The authors correctly assert that assessing physiologic flow in the mesenteric vessels is difficult. The anatomical findings by both computerized tomography (CT) and conventional angiography did not suggest severe stenosis of either the celiac artery or the SMA. The use of the pressure wire provided important physiologic information that helped guide therapy. The intravascular ultrasound evaluation also confirmed a more complex and severe stenosis than what was observed with more conventional imaging. Finally the patient’s clinical improvement further supported the decision to intervene.

The more difficult questions about the value of the pressure wire measurements are what is the threshold for clinically significant gradient across the visceral vessels, and what is the response to pharmacologic induced hyperemia in both normal and diseased arteries? The authors of a previous report of using the flow wire to assess SMA stenosis reported a resting gradient of 60mmHg and did not attempt to induce splanchnic hyperemia. ² Following intervention their patient’s symptoms also improved.
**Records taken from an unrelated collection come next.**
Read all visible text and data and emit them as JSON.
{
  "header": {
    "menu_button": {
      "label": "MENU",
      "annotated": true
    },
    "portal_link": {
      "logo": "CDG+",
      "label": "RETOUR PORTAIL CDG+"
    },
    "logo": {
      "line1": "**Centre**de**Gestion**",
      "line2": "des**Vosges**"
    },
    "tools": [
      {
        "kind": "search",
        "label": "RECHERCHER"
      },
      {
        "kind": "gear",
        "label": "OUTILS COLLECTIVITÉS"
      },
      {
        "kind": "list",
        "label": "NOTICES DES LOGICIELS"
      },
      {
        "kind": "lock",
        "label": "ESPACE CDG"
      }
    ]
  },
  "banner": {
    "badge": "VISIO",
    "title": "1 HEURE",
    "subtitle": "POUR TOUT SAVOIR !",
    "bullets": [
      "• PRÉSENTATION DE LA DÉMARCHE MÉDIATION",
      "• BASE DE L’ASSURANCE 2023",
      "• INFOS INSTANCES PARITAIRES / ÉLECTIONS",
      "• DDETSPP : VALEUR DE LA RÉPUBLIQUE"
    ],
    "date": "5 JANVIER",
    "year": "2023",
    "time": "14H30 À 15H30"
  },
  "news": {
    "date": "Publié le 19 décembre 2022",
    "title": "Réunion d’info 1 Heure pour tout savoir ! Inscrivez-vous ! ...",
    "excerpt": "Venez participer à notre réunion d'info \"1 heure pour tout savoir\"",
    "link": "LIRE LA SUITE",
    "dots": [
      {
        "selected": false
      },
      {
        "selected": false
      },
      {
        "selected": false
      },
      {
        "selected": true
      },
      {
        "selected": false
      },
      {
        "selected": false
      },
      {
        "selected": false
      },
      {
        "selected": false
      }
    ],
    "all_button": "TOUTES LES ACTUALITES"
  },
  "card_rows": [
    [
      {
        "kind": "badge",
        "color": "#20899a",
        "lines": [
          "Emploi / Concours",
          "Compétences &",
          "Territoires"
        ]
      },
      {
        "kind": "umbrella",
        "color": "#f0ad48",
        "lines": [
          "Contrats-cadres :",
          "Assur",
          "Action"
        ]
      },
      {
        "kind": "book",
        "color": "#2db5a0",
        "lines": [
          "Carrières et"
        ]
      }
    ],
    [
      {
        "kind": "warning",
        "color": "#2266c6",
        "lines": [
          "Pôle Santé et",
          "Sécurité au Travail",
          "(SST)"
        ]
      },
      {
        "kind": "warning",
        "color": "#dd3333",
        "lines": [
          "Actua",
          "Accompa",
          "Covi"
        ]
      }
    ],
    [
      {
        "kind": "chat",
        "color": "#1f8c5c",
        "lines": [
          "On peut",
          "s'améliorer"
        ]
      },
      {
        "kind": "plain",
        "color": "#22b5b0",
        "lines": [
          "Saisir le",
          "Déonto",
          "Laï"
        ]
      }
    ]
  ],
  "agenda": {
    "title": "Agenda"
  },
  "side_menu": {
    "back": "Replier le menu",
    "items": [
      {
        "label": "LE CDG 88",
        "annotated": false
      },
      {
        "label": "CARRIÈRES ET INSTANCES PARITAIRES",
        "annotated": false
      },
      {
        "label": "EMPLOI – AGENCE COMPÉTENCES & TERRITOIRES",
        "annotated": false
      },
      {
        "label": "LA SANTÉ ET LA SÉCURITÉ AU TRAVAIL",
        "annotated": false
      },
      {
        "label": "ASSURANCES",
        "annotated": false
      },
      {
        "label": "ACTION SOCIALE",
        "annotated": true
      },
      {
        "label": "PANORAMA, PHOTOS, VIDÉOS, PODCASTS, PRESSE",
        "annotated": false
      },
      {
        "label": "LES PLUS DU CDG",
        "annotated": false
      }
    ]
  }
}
The circulatory control of splanchnic perfusion is poorly understood. In addition, pressure-flow auto regulation is likely different in the celiac (hepatic arterial bed) compared to SMA flow into the small intestine.

While the pressure wire gradient did appear to help in the assessment, we must be very cautious about its wholesale clinical application. While these anecdotal case reports are helpful in identifying novel applications of available technology, they do not provide compelling evidence that we should accept their routine use in clinical practice. Prior to advocating the routine use of the pressure wire to assess mesenteric artery stenosis additional fundamental evaluation is required. Validation of the threshold for clinically significant gradient or flow reserve is the first step and of paramount importance. This can only be accomplished by well-designed pressure wire and pharmacologic induced hyperemic flow studies in both normal and diseased mesenteric arteries. Once this is accomplished, validated criteria can be established to help guide the appropriate evaluation of patients with suspected chronic mesenteric ischemia and determine who will likely benefit from revascularization.